Personally this is not the highest-priority feature for me, so if you were interested in it I would be happy to help you think it through / contribute here 😄

forrestfwilliams commented 6 months ago

Hey @TomNicholas thanks. I work on a project called ITS_LIVE which is monitoring glacier velocities for the entire globe, and we're trying to find a way to efficiently represent our entire archive of NETCDF files (hosted in an open S3 bucket) as a Zarr.

We're creating new NETCDF files everyday, so we'd like to find a way to use VirtualiZarr that does not involve re-creating the entire dataset every time.

@jhkennedy and @betolink (who are also on the ITS_LIVE) may also be interested in this issue.

TomNicholas commented 6 months ago

@forrestfwilliams cool!

This pattern of appending could become quite neat if we use zarr chunk manifests instead of kerchunk's format. See this comment https://github.com/zarr-developers/zarr-specs/issues/287#issuecomment-2093359295

TomNicholas commented 6 months ago

Instead of trying to append to the kerchunk parquet references on-disk, what we could do is simply re-open the existing references as a virtual dataset, find byte ranges in the new files using open_virtual_dataset, concatenate the new and the old together, and re-write out the complete set of references.

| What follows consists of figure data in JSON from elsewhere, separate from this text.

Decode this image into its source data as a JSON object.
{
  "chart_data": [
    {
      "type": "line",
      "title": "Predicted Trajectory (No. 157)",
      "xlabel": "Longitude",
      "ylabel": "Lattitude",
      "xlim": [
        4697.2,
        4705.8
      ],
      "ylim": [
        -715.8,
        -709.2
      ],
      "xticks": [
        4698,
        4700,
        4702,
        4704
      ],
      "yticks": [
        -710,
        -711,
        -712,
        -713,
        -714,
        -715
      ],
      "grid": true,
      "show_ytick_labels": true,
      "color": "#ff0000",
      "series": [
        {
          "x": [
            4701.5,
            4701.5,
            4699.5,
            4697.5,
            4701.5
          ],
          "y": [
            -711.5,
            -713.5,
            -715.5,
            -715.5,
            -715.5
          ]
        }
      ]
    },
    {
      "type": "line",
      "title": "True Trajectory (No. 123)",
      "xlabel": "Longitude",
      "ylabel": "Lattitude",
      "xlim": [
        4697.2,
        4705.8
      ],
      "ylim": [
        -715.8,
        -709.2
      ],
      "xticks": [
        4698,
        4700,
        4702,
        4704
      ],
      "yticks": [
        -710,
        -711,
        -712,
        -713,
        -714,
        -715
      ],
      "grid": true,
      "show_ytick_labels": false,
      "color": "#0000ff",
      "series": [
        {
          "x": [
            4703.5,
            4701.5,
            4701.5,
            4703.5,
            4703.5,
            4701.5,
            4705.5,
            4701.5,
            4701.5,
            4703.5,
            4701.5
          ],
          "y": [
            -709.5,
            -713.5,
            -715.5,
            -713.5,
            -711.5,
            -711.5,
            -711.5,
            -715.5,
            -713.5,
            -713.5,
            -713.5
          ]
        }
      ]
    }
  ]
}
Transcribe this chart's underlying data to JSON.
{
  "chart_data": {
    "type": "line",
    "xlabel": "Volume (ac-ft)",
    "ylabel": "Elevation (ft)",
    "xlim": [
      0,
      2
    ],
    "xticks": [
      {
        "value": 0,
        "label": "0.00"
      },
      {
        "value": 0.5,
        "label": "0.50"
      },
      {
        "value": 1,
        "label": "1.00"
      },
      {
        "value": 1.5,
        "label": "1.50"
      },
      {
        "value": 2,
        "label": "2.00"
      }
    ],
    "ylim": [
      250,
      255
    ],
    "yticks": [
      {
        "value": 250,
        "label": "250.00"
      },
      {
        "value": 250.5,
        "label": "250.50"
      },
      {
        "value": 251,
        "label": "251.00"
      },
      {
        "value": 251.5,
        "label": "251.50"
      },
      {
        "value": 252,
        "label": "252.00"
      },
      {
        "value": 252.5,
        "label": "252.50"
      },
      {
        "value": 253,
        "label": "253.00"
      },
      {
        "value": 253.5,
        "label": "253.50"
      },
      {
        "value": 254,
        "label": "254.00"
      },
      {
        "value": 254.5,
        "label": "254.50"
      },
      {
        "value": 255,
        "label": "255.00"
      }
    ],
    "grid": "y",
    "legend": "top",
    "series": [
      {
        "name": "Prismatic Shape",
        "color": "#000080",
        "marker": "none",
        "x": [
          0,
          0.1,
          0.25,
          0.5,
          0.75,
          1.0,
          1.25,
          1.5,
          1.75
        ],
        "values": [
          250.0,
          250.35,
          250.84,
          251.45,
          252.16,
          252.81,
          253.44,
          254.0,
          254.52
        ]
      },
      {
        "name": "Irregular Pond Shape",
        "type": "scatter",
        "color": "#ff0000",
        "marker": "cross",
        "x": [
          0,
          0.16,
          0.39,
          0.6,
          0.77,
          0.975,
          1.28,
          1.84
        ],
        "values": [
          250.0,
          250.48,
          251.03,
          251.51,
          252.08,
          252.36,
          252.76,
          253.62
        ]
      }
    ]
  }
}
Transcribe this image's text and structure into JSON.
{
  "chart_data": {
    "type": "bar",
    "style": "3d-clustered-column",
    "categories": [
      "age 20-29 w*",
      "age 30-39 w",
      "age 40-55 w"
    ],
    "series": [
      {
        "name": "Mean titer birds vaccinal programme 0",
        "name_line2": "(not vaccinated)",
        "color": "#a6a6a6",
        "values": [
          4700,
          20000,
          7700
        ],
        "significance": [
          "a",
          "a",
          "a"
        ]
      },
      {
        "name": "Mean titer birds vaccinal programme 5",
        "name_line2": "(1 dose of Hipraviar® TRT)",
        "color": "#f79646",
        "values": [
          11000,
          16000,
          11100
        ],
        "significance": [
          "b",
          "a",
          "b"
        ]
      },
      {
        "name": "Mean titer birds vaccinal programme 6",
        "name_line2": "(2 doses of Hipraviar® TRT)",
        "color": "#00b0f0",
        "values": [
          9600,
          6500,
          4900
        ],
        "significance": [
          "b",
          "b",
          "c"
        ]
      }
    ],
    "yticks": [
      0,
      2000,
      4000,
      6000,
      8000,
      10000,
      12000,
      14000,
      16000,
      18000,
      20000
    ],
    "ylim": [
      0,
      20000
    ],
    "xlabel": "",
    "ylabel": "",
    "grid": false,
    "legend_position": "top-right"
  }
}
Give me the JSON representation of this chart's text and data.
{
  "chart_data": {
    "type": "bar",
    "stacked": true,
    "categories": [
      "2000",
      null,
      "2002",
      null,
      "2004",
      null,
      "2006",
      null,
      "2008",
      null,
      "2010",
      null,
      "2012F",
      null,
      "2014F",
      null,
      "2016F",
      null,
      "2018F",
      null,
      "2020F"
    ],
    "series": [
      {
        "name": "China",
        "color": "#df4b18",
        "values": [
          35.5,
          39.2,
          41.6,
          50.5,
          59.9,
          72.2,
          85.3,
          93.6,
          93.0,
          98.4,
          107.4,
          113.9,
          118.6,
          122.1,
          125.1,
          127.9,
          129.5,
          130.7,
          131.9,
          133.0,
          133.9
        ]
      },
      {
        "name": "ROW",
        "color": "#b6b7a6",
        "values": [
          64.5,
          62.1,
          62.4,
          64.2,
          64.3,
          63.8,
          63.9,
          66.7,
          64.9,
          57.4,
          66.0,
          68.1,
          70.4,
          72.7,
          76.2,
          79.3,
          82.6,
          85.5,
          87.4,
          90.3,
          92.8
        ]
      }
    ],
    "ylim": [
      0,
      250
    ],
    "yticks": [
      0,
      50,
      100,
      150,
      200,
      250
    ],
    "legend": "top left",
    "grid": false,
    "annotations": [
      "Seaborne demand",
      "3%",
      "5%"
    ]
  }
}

The advantage of this is that it works without trying to update part of the on-disk representation in-place (you simply re-write the entire thing in one go instead), and it doesn't require re-finding all the byte range information in all the files you already indexed. The disadvantage is that you are re-writing on-disk references that you already created. I think this could be a nice solution in the short term though.

To allow this we need a way to open existing kerchunk references as a virtual dataset, i.e.

vds = xr.open_virtual_dataset('kerchunk_refs.json', filetype='kerchunk_json')

which I've opened #118 to track.

TomNicholas commented 3 weeks ago

To allow this we need a way to open existing kerchunk references as a virtual dataset

This was added in #251!

The basic pattern to follow might look like xarray's .to_zarr method when using the append_dim kwarg

This would be a pain with Kerchunk-formatted references but with Icechunk it should be straightforward! We can simply add append_dim to virtualizarr's new .to_icechunk method. See https://github.com/earth-mover/icechunk/issues/104#issuecomment-2375303136 for more explanation.

This would be incredibly useful but it's not something I personally need right now, so if someone wants to have a crack at adding append_dim in the meantime then please go for it and I will advise 🙂

rsignell commented 3 weeks ago

Whoa, this will be awesome! Maybe I can find someone to do this!